In another column, Walsh explains what Sarsour is really saying. The American Left has created a “Victimization Flow Chart,” where “oppression flows down from the top, starting with white men,” and any group “can only be oppressed by the groups above it,” he writes. Ergo, “Ilhan Omar, a non-white woman, simply cannot be guilty of bigotry against Jews. It is definitionally impossible.”
Yet there is something even more cynical at work here. Omar, and her equally radical House colleagues, Rep. Rashida Tlaib (D-MI) and Rep. Alexandria Ocasio-Cortez (D-NY), might best be described as the Democrat Party’s “crash test dummies.” When they say whatever pops into their head, the bet here is party higher-ups take polls to see what resonates. If they get a positive reaction, leadership takes credit. If the reaction is negative, leadership, as they have already demonstrated, can “rein in” the behavior of their “inexperienced” but “passionate” colleagues.
It’s an ugly way to forge a party agenda, but as Walsh reminds us, “Victimhood rules must always be followed, no matter what. And that means Ilhan Omar can say whatever the hell she wants to say.” So can Tlaib, and AOC.

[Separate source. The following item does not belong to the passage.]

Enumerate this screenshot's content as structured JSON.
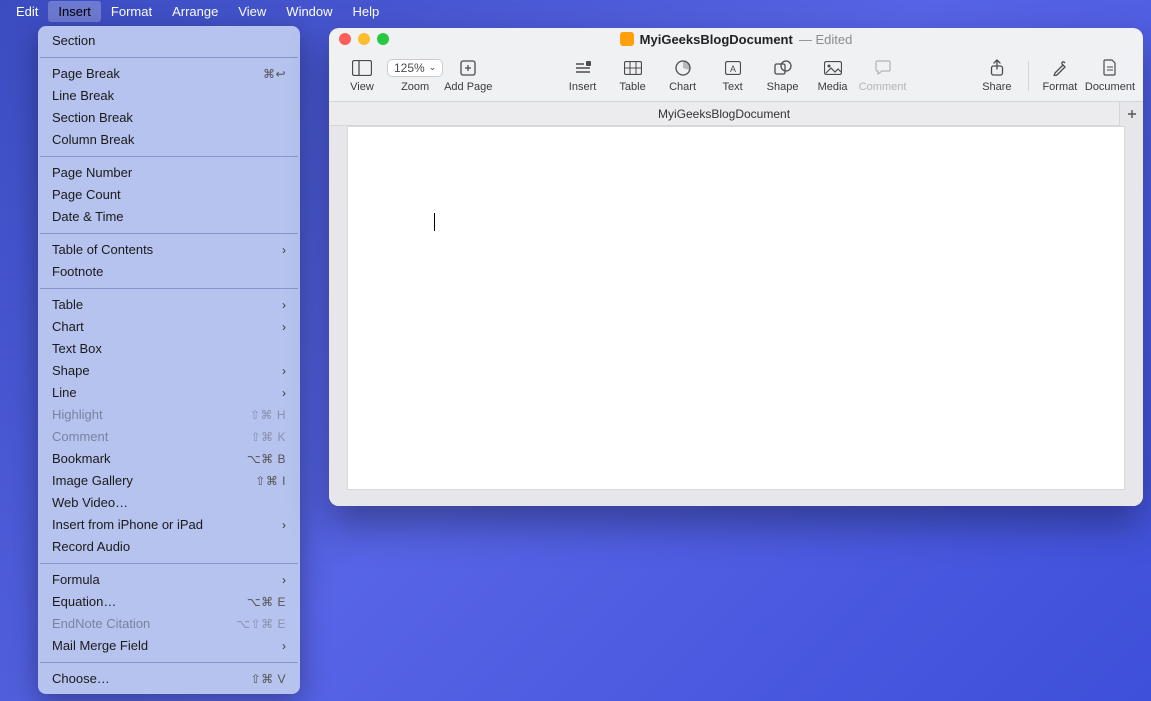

Will JEXODUS succeed? President Trump tweeted his support for the organization, and Pipko remains optimistic. “Our first events are going to be happening in April in New York and Florida around Pesach,” she revealed. “Hopefully right before and after Pesach will be our first events. Then we’ll continue through the month and on until the election in 2020.”
In the meantime, jexodus.org spells out its agenda in no uncertain terms: “We reject the hypocrisy, anti-Americanism, and anti-Semitism of the rising far-left. Progressives, Democrats, and far too many old-school Jewish organizations take our support for granted,” it states. “After all, we’re Jewish, and Jews vote for Democrats. Until today.”